O instrumento que pode
contribuir na solução do problema é a reformulação na concepção dos novos projetos
públicos de irrigação, visando integrar as áreas irrigadas com as áreas de
sequeiro. A categorização do produtor no acesso à água é um procedimento que
permitirá multiplicar expressivamente as áreas beneficiadas pelos projetos
públicos de irrigação, hoje limitadas a verdadeiros “ghetos” de uso intensivo
de capital e tecnologia, rodeados de “favelas” de pobreza e de
subdesenvolvimento. A idéia a ser analisada tem por base o estabelecimento de anéis
diferenciados de oferta de água, permitindo incorporar áreas mais extensas e
integrar as áreas irrigadas com as de sequeiro. Os três anéis se
complementariam em termos de troca de benefícios (restos de culturas, matéria
orgânica, oferta de mão-de-obra qualificada e serviços, acabamento de animais,
entre outros). A água deve constituir, portanto, o principal elo
de integração entre essas áreas ou espaços
1.
Aumento substancial da área
física beneficiada do projeto. Poderiam ser incorporados entre 0,75 a 1,5
milhão hectares de sequeiro (cinco a dez hectares de sequeiro por cada hectare
irrigado previsto no atual projeto);
2. Incremento
de, pelo menos, 15 a 30 mil produtores no total de beneficiários, fazendo
justiça às populações locais e neutralizando as críticas ao projeto justamente
pela exclusão que possa vir a fazer dessas populações no processo de sua
organização produtiva.
3. Redução
substancial nos custos por hectare incorporado, já que não envolvem despesas
com indenizações de terras e deslocamentos de famílias, considerando que esses
produtores são os mesmos que já vivem na área.
4. Fortalecimento
dos empreendimentos irrigados na área do projeto, considerando o sequeiro como
parceiro maior provedor de mão-de-obra diversificada e qualificada, de esterco,
de serviços agrícolas (podas, pulverizações, polinizações, etc., de parcerias
em empreendimentos agropecuários e turísticos (terminações de cordeiros e
cabritos, condomínios de leite, enocapriturismo), bem como, fonte provedora para
os habitantes dos anéis irrigados de alimentos nelas não produzidos.
O potencial econômico da agricultura
irrigada é muito grande e sua relevância social representada pela geração de
milhares de empregos permanentes é
tremenda para ficar quase que totalmente dependente apenas da oferta de um par
de produtos in natura a um mercado predominantemente
externo e estacional. A região não é só agricultura irrigada. A
caprino-ovinocultura é um exemplo disso e apresenta condições excepcionais de
integrar de forma ambientalmente harmônica as duas áreas. Para se ter uma
idéia, um recente estudo da Markestrat/Sebrae/Banco do Brasil, ainda não
publicado, apontou uma movimentação financeira de quase 300 milhões de reais
anuais da caprino-ovinocultura, apenas em cinco municípios do semiárido baiano
(Remanso, Casa Nova, Juazeiro, Curaçá e Uauá). Isto pode ser considerado
excepcional, se considerarmos tratar-se de uma atividade que vive quase toda na
informalidade, inexistente do ponto de vista oficial.

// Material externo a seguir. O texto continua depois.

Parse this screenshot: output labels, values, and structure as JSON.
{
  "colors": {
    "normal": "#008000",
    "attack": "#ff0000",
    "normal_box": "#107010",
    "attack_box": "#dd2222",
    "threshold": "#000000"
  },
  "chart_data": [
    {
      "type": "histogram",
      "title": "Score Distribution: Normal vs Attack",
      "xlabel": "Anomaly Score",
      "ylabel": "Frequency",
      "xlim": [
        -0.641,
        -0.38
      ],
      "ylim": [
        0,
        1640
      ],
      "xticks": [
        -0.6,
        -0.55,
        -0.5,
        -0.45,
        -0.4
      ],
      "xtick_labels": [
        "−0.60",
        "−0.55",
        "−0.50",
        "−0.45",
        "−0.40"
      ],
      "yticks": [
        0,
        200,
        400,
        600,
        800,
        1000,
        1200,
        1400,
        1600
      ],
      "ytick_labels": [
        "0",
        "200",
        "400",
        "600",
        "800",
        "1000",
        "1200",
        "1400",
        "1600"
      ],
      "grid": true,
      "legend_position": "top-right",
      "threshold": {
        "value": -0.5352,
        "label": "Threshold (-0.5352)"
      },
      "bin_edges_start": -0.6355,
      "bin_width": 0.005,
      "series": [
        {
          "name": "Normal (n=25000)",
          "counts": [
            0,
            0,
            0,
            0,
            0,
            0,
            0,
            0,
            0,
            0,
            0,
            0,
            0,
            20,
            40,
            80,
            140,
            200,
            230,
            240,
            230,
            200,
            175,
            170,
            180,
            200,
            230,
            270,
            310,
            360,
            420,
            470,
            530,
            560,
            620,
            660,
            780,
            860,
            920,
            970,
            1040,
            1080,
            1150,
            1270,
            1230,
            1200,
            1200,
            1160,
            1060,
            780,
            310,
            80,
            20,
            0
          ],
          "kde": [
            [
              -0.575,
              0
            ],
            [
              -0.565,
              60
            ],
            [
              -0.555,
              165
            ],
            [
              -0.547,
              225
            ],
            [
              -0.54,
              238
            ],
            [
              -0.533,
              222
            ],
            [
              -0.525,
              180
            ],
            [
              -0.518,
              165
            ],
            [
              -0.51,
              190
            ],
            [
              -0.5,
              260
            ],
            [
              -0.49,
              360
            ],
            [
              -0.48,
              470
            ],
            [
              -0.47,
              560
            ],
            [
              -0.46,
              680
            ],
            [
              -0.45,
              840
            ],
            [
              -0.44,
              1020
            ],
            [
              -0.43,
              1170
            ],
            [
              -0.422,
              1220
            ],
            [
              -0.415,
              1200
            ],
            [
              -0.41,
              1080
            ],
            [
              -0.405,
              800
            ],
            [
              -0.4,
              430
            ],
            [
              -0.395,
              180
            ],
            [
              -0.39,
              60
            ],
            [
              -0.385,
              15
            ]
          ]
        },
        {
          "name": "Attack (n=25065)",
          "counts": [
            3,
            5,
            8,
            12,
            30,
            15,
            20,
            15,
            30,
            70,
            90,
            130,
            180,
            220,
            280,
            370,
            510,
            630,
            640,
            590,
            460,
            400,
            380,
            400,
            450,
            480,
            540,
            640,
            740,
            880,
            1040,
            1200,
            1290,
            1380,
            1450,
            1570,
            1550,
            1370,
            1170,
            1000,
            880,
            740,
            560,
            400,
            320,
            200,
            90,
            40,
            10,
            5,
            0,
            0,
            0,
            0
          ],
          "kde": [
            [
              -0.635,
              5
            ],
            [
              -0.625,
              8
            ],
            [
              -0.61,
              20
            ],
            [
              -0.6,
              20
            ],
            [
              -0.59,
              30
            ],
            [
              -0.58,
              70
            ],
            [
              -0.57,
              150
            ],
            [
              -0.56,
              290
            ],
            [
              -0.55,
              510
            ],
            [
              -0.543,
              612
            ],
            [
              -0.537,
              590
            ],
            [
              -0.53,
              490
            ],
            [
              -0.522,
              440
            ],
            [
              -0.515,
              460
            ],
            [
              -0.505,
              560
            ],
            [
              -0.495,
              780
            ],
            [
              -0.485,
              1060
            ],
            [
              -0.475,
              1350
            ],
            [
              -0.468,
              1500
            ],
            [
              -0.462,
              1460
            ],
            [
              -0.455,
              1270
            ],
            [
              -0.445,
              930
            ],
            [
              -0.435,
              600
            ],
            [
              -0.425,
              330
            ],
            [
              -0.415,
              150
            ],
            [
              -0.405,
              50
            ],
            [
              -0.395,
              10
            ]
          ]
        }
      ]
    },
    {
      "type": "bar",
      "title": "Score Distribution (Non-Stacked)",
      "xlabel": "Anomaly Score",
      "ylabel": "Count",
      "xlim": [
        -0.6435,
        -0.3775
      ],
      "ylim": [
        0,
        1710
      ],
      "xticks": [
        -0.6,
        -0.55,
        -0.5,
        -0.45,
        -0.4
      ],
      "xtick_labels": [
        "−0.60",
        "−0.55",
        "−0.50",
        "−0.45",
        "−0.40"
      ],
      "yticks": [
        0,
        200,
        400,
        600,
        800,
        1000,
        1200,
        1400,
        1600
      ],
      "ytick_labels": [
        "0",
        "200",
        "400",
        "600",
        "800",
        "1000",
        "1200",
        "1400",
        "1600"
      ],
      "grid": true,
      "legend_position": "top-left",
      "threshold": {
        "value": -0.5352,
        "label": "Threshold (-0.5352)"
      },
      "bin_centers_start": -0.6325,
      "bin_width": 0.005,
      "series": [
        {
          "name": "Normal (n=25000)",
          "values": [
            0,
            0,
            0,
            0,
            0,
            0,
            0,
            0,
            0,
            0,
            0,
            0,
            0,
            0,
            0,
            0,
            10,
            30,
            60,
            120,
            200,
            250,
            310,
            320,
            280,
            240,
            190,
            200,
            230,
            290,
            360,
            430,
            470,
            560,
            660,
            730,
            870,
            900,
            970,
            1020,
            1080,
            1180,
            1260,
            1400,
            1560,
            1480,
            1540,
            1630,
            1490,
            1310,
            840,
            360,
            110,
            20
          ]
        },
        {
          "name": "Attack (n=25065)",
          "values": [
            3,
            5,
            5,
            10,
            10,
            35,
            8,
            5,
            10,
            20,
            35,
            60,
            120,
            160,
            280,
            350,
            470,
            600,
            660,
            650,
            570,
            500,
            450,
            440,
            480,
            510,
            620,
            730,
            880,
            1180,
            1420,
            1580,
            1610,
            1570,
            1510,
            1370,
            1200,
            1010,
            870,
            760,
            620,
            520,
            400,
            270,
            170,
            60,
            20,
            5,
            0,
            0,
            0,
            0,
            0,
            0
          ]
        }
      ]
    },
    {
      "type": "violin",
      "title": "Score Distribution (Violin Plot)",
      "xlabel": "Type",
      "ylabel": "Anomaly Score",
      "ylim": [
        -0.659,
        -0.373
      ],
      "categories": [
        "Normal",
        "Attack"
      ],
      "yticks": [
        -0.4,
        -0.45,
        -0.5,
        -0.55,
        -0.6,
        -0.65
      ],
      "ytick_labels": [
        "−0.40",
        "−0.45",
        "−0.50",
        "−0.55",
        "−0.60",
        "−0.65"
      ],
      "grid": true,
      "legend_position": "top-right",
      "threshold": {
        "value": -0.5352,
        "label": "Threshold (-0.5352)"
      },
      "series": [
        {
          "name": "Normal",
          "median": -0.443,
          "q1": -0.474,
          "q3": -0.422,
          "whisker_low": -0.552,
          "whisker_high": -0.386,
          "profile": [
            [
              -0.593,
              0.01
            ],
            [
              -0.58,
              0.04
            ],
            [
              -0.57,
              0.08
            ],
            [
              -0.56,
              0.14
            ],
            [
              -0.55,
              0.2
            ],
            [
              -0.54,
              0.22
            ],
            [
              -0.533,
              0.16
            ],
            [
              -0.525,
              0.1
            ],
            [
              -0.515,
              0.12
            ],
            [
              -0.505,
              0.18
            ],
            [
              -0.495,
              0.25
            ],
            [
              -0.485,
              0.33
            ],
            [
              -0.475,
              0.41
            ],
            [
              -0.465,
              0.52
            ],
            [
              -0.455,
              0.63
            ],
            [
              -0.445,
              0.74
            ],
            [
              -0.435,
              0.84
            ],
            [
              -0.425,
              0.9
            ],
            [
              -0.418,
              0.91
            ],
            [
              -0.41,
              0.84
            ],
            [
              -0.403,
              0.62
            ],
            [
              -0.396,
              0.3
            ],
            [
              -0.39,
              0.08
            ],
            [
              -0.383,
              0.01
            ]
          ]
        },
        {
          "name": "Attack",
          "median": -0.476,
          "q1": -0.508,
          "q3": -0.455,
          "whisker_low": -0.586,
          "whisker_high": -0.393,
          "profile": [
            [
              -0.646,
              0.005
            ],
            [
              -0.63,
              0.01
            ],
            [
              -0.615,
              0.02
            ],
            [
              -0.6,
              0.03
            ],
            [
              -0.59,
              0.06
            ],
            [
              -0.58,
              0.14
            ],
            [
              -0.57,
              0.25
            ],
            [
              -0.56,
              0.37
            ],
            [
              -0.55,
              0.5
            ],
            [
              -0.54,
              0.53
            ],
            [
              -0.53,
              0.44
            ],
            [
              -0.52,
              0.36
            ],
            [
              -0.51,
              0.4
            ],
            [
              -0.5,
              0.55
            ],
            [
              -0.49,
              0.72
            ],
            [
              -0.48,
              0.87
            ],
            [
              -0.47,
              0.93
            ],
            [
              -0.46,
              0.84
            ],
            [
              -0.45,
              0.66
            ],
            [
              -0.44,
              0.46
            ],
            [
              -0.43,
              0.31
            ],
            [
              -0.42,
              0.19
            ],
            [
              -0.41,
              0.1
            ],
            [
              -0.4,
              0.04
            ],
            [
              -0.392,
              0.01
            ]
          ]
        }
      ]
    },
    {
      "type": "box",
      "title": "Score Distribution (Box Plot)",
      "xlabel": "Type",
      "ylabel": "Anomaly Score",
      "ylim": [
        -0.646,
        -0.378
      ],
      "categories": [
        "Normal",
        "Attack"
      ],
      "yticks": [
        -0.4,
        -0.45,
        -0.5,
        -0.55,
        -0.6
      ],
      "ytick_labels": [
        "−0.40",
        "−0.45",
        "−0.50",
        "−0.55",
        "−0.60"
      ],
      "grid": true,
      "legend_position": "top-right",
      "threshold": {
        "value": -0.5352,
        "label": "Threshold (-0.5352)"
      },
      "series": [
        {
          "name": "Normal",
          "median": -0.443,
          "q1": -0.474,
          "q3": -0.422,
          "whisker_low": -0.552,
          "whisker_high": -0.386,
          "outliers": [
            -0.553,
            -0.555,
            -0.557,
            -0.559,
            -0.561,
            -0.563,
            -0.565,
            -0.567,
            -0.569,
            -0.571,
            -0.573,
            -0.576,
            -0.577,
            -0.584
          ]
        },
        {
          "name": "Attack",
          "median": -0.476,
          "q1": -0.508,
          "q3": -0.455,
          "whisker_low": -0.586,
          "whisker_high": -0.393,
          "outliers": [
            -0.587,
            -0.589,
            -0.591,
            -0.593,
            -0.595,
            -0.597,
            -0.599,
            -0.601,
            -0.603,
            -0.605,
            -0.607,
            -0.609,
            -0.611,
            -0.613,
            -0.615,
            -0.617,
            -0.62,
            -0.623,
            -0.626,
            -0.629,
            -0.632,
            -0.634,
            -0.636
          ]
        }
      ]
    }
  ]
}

A busca da dinamização da economia das populações do semiárido deve evitar a visão reducionista de desenvolvimento que enxerga uma oposição entre a “maximização da competitividade” do chamado agronegócio e a “diversificação das economias locais” propiciada pela agricultura familiar, como se fossem estratégias de desenvolvimento excludentes. Como resultado dessa visão caolha já temos, esdruxulamente, dois ministérios tentando, cada um a seu gosto, fazer a mesma coisa. O projeto Canal do Sertão pode representar um primeiro passo concreto em direção a uma nova forma de enxergar mais objetivamente as coisas do semiárido.